金融庁 無登録業者 海外
国内で第一種金融商品取引業者として登録を受けている外国為替証拠金取引業者と異なり、海外無登録業者に対して金融庁・財務局は監督権限を及ぼすことはできません。また、日本居住者に対して無登録で口座を開設させる違法行為をあえて行っている悪質な海外FX業者は、そもそもどの国のライセンスも受けていない、純粋な無登録業者も珍しくありません。
しかしながら、そうした考え方は甘く、特段問題が生じていない場合でも、まったくの別件が捜査の端緒になる場合もあります。投資家から苦情が出ていない場合でも、何らかの理由で逮捕されたり、金融庁から警告が発されている例を散見します。また、税と金融監督はほぼ無関係です。
近時において、金融商品取引業の登録を受けていない海外業者とのFX取引をめぐる消費者トラブルが増加しているようです。

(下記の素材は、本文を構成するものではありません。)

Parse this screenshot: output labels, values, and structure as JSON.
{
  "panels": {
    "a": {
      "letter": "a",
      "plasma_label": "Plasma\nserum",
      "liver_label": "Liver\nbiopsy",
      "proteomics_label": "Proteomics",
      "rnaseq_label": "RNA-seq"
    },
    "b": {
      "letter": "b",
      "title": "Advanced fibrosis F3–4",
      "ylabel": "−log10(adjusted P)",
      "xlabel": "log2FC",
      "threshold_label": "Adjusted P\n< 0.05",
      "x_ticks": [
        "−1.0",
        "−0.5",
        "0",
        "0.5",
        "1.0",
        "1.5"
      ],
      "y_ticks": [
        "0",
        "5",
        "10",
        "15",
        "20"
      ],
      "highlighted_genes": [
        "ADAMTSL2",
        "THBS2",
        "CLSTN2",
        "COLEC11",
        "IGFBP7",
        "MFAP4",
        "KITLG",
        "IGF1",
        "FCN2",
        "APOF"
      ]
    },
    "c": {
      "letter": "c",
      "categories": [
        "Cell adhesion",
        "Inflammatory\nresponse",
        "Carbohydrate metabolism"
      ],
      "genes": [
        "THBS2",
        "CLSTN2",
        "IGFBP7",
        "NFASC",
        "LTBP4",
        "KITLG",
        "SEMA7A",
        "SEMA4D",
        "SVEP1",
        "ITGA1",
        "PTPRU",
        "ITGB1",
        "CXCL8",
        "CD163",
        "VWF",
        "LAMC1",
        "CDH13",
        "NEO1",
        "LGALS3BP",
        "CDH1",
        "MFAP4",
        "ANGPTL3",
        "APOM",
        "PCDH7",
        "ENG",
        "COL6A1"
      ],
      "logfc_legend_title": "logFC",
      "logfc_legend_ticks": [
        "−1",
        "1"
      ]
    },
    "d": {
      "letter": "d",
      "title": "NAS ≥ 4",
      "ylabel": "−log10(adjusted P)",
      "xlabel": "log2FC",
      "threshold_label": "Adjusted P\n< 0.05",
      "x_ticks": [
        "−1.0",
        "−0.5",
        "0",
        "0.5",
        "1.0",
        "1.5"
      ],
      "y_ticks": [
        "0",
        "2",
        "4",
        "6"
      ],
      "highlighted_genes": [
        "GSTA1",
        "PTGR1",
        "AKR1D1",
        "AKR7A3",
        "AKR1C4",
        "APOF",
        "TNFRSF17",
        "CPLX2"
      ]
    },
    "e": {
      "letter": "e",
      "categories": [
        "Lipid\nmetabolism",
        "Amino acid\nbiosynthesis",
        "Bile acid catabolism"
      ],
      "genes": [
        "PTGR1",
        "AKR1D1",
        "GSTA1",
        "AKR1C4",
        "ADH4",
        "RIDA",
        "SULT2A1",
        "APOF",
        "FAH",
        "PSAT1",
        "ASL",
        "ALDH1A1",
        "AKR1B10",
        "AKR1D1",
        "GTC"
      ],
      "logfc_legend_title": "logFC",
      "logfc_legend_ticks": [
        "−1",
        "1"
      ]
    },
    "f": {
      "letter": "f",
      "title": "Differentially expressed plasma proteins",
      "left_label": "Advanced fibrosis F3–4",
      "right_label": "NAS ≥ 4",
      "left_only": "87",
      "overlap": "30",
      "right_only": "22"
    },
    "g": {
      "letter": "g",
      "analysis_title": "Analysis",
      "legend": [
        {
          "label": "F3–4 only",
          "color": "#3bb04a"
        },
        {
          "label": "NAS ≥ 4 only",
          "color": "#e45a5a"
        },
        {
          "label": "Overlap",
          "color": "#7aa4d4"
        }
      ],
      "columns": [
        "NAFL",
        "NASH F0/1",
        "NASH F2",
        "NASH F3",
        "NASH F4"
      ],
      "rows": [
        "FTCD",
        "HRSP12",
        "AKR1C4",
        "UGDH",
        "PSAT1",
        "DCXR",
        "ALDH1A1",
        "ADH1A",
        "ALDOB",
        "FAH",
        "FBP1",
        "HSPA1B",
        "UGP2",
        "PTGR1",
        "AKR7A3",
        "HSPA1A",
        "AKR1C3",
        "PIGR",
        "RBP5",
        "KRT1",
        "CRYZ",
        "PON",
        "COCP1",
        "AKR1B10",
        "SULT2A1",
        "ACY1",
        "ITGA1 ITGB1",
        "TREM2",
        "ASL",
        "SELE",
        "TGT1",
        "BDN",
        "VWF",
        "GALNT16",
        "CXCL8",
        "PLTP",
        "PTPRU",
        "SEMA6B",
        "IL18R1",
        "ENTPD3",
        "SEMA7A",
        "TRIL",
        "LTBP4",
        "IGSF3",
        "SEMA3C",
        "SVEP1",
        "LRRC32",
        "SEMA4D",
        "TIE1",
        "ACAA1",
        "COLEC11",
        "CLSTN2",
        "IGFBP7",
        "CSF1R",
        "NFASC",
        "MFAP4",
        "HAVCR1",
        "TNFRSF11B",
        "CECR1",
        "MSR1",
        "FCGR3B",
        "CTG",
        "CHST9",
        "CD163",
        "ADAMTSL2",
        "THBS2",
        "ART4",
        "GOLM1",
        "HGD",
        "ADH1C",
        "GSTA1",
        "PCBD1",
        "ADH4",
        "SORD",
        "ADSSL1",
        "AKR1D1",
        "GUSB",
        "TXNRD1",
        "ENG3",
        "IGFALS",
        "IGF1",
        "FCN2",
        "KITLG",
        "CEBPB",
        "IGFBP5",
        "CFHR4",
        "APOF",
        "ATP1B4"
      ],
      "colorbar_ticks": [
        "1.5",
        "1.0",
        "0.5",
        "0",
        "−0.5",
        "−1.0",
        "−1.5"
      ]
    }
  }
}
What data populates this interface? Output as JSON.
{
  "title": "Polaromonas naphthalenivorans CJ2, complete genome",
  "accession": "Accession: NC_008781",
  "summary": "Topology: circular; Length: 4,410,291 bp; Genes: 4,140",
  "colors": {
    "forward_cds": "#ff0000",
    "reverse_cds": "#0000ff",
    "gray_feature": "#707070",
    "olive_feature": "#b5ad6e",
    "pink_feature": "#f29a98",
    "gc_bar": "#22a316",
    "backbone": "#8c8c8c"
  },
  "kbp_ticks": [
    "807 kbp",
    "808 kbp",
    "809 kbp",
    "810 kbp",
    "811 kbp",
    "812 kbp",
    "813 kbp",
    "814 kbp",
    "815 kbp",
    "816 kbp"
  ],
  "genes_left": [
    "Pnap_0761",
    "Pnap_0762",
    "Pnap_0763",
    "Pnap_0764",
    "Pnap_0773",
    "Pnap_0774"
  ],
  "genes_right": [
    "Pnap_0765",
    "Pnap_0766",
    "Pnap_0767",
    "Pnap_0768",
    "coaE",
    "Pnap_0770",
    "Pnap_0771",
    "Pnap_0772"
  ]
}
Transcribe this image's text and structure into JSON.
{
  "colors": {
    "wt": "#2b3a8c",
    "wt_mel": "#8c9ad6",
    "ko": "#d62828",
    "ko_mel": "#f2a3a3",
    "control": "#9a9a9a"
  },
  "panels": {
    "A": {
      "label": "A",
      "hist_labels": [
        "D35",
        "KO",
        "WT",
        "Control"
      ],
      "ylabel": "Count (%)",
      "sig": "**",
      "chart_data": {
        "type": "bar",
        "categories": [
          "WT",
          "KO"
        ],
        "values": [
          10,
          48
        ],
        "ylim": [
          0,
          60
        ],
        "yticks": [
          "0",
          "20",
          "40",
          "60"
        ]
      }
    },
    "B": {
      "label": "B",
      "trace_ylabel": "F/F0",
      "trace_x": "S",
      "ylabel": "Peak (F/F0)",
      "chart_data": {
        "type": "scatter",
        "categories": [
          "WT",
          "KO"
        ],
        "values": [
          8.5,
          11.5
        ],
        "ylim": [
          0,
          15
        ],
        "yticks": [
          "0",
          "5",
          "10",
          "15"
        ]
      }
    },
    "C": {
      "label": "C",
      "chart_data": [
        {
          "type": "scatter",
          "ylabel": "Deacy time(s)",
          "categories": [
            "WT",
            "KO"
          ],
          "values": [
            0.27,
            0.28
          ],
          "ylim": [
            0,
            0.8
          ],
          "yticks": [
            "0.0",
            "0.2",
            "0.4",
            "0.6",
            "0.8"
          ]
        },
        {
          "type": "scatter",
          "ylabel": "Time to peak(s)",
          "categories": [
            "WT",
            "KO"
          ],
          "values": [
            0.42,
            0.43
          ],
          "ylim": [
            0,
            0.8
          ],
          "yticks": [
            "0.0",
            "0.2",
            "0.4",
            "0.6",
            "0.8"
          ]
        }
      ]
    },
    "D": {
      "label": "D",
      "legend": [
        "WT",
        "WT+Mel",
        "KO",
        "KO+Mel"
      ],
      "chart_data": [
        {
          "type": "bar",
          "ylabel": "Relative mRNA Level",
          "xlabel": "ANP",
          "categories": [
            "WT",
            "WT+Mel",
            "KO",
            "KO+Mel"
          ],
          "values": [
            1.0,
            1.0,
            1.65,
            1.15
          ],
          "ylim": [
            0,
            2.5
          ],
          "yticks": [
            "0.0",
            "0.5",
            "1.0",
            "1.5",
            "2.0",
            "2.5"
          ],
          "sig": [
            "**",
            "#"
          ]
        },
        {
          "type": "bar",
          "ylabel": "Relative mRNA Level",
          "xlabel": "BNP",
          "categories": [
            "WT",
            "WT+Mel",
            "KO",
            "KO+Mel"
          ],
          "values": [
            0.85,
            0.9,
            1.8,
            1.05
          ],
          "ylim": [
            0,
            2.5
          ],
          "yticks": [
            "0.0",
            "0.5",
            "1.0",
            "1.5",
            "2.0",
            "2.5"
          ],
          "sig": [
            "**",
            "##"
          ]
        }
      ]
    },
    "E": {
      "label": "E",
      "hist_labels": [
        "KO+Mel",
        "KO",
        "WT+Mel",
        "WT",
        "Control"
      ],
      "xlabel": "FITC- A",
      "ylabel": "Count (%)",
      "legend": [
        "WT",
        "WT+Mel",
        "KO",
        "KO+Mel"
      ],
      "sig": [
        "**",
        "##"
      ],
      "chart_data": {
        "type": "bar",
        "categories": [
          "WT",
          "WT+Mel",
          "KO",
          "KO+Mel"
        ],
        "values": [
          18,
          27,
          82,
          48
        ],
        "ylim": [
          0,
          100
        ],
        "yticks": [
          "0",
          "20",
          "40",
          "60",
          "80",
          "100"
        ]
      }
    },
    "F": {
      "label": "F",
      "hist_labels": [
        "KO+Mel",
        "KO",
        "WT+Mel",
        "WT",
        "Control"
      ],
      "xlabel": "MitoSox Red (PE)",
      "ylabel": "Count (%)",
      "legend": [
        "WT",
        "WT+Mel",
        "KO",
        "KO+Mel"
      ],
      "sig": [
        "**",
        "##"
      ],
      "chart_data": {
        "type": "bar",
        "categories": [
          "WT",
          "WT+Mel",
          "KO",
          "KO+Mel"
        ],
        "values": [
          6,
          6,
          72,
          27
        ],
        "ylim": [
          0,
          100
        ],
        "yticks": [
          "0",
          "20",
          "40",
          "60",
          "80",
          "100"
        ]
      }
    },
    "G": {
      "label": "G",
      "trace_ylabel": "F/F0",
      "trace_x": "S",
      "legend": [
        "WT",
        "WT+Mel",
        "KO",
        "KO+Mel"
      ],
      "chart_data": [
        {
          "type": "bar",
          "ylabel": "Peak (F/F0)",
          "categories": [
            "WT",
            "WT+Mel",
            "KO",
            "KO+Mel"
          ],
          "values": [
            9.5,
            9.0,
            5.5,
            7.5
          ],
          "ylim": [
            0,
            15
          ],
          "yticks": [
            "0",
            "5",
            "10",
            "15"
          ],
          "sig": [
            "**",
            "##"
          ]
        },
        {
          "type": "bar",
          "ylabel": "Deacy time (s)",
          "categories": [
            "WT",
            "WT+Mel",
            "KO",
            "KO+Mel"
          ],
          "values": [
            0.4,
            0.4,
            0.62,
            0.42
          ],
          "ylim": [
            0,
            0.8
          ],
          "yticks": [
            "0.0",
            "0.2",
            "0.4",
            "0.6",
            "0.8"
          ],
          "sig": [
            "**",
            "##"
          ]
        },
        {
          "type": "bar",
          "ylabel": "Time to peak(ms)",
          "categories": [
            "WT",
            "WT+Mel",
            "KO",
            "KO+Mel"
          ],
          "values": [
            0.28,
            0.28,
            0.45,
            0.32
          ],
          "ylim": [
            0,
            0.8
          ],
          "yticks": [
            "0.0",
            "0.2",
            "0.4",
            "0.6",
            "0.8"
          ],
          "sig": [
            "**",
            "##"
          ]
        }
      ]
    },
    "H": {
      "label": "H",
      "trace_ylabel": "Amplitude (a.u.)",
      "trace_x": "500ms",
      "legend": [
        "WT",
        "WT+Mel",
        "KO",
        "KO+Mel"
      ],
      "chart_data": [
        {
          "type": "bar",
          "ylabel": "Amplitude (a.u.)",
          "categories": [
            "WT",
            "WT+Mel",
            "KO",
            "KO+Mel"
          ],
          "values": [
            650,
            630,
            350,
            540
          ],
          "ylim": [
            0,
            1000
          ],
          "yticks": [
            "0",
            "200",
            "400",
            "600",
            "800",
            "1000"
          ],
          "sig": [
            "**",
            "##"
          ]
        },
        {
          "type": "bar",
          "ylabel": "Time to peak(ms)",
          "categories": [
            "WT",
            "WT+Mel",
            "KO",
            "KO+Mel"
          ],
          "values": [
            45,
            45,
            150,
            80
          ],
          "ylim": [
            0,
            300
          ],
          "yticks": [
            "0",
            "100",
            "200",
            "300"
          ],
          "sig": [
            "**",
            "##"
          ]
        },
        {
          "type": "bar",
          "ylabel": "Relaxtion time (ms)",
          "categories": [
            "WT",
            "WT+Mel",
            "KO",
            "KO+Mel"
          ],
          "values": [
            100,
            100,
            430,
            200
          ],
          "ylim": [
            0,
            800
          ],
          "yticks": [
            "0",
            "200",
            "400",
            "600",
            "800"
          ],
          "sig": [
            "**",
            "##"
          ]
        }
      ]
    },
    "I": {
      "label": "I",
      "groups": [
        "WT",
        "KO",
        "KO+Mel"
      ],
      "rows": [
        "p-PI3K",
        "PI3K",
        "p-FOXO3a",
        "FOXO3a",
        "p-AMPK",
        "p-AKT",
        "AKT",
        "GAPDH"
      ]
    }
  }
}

金融庁や関東財務局からも注意喚起がなされておりますので、十分にご注意ください。
しかしながら、ターゲットが一般個人向けで、事業者側も金融機関での十分な職務経験がないようなビジネスでは、海外ライセンスは実務上、無意味です。金融庁は、海外所在業者であっても、日本居住者のために、又は日本居住者を相手方として、金融商品の取引を行う場合は、原則として、金融商品取引法上の登録が必要としています。
現代では国際間の規制監督強化もあり、規制当局のエンフォースメントは強化されています。具体的には、金融庁から無登録営業の警告があった場合、当該無登録業者は、海外銀行から銀行口座を閉鎖されたり、外交ルートにより外国金融当局から許認可を取り消しされたり、入出金の際のクレジットカードが提携を切られて利用不可になったり、カバー取引の相手方から取引口座を閉鎖される等の形で、運営手段を封じられ、実質的に営業が不可能になるケースが頻発しています。
他方、海外FX業者のおそらくは半分以上は、実質的には日本居住者が日本居住者向けに国内から提供しており、名義だけオフショア法人になっているケースであると考えられています。自動売買ソフトウエア、連鎖販売取引、オフショア脱税等と組み合わせて、国内でも非常に多数の名義上の無登録海外業者が活動しており、金融庁の警告を見ても、実質的に居住者が日本国内から経営又は関与していると認定された事例が見られます。
財務局・金融庁・証券取引等監視委員会は、無登録営業を行う事業者の情報を常に収集しており、いずれも一般から情報提供を受付しているほか、ネット上の情報も監視しています。そのため、ホームページ等でFXや投資顧問等のサービスを無登録で提供している旨を表示すると、早期の段階で当局から警告される可能性があります。
無登録業者の中でも、比較的著名な大手業者もありますので、そうした業者は存在そのものが詐欺という訳ではないと思いますが、マイナーな業者は、そもそも投資家の資金をだまし取るための詐欺業者である可能性も十分あります。そのため、金融庁、金融先物取引業協会が注意喚起を行っているほか、国民生活センターサイトにも相談事例が掲載されています。